During the Middle Ages, due to the stagnation of trade and the fact that glass was a fragile material, other materials such as leather were used to package beverages, reserving glass for delicate pieces.
The plastic bottle began to be used in the 1960s in France and is still the star of bottles today. The advantage over glass lies mainly in the possibility of being able to convert it into any possible shape and, at the same time, it is much more economical.
Who created plastic bottles
“The goals we have and the goals we have set for ourselves today are ambitious, and so they should be. Packaging has a valuable function, but it should always be collected, recycled and reused. Our goal, working hand in hand with our partners, is to make the term ‘single-use plastic’ obsolete by making all our plastic, and therefore our packaging, compliant with the principles of the circular economy,” said Tim Brett, President of The Coca-Cola Company in Western Europe.

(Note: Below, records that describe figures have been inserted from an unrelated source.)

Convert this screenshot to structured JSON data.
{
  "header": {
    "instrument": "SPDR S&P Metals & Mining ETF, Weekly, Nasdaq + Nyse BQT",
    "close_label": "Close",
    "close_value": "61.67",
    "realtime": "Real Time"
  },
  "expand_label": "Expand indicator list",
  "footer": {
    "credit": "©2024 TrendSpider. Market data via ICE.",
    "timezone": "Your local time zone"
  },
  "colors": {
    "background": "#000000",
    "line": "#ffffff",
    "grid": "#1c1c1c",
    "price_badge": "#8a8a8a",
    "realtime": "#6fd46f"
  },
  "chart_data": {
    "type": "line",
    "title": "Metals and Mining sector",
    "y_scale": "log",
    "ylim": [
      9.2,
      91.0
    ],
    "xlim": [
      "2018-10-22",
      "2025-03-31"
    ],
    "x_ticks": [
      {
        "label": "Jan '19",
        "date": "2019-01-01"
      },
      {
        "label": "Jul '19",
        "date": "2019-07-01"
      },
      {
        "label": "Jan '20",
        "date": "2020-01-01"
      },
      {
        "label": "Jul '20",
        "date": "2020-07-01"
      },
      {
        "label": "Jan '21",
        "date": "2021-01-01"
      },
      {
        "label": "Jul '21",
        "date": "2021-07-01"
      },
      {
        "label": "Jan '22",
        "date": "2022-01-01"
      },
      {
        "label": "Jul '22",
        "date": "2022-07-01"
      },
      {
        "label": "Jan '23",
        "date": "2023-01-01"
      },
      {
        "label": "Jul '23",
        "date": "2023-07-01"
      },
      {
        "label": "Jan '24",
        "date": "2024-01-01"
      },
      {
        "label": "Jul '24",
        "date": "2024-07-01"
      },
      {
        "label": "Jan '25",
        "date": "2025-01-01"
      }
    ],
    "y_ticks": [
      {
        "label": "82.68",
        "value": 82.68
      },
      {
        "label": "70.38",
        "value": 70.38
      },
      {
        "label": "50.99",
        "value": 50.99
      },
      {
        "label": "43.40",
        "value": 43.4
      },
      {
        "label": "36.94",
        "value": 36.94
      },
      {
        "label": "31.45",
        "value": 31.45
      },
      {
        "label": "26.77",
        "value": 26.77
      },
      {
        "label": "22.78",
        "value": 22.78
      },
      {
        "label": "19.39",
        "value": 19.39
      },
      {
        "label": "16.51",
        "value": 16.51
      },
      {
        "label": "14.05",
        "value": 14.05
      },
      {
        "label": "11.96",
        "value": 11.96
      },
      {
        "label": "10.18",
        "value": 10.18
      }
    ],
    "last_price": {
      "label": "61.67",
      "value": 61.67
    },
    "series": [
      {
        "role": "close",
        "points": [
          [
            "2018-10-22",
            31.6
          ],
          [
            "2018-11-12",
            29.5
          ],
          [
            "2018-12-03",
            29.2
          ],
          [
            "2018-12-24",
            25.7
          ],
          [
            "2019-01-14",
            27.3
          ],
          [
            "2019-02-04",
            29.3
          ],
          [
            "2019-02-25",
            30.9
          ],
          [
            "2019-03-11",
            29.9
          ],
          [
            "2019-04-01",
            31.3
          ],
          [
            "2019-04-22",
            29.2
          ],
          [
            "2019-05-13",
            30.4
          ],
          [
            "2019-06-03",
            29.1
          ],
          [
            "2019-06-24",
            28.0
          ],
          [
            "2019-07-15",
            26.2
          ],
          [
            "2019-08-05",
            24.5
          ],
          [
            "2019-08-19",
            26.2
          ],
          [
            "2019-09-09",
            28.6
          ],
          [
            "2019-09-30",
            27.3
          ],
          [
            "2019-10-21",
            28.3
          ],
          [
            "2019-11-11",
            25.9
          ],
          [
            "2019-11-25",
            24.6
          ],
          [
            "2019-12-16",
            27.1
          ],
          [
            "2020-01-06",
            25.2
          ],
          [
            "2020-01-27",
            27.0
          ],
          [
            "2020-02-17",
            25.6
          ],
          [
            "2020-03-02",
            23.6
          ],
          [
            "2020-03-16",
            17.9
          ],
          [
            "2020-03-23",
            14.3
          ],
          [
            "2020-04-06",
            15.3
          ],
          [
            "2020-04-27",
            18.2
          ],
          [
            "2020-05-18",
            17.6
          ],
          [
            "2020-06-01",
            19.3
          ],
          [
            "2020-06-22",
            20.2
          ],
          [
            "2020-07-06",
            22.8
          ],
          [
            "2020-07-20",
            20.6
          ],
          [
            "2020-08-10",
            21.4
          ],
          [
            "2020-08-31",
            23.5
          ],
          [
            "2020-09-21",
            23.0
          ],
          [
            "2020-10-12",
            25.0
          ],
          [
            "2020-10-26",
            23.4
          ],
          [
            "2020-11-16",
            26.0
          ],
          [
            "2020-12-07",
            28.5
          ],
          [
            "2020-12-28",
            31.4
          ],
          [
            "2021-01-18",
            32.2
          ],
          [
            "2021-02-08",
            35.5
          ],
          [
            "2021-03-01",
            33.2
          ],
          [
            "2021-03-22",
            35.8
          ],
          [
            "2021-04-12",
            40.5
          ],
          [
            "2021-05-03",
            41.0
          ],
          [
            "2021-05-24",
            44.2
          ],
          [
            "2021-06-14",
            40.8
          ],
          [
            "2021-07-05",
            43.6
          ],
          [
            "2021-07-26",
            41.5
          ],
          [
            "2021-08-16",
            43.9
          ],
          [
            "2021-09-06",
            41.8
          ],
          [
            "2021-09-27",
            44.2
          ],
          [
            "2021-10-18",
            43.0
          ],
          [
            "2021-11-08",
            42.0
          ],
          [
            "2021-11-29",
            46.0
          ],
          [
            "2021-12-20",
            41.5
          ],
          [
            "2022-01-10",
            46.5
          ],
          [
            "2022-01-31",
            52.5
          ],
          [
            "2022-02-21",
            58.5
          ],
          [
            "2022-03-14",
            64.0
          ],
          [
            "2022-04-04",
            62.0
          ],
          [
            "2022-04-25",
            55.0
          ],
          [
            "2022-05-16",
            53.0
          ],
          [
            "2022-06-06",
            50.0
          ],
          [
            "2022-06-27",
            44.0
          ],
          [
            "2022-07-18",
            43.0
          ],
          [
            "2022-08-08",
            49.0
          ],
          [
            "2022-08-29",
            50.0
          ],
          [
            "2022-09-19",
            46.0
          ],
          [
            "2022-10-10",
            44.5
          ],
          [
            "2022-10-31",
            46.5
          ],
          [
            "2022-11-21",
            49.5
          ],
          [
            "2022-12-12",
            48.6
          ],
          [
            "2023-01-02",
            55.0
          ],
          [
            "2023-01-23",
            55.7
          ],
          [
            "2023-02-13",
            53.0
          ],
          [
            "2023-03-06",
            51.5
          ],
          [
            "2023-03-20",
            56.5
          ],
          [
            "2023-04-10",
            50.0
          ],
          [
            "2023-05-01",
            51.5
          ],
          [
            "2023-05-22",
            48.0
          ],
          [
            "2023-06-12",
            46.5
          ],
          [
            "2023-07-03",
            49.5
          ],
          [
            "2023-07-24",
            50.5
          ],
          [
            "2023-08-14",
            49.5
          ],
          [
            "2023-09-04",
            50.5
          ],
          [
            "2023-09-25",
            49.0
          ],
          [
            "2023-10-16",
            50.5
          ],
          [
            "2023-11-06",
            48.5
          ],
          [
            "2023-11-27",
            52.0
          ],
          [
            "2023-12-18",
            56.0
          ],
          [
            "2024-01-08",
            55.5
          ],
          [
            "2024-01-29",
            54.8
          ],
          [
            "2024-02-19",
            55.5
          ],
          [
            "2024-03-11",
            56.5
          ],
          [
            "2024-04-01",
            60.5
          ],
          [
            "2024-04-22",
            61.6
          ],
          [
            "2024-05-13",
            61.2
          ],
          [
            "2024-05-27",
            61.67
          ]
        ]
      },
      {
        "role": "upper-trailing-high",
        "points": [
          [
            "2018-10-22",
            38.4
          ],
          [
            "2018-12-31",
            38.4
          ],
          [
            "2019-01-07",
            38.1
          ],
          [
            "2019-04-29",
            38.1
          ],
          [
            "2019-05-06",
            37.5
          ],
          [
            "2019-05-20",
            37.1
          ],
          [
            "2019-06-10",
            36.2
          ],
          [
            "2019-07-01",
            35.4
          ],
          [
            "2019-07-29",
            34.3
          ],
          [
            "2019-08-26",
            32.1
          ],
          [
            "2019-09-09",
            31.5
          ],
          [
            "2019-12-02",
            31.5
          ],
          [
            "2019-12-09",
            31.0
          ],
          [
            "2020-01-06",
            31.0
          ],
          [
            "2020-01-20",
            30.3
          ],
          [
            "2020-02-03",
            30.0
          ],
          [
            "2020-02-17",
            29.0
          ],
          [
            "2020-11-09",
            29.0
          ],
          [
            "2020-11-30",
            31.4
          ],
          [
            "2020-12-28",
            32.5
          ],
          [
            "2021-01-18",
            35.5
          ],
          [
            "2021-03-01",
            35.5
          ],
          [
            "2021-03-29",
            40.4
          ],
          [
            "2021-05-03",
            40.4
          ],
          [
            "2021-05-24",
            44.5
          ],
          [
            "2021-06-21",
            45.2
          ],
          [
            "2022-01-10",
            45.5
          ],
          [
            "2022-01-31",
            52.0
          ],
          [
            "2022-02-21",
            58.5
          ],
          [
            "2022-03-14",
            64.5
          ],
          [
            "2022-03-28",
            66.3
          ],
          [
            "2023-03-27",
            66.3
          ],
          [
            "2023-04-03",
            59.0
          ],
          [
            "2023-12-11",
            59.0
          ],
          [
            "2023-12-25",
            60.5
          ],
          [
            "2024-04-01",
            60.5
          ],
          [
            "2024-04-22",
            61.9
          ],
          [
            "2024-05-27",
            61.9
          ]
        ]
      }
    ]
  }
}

Bruno van Gompel, technical and supply chain director for The Coca-Cola Company in Western Europe, said that “this bottle is a clear example of what can be achieved through partnership and investment in new and revolutionary technologies”.
Coca-Cola has recently created the Packaging Innovation Hub, which aims to accelerate innovation and invest in sustainable packaging solutions in Western Europe, as well as looking at alternative packaging for the future, such as bottles made from paper, biomaterials, even packaging free alternatives such as Freestyle equipment or micro-dosing solutions.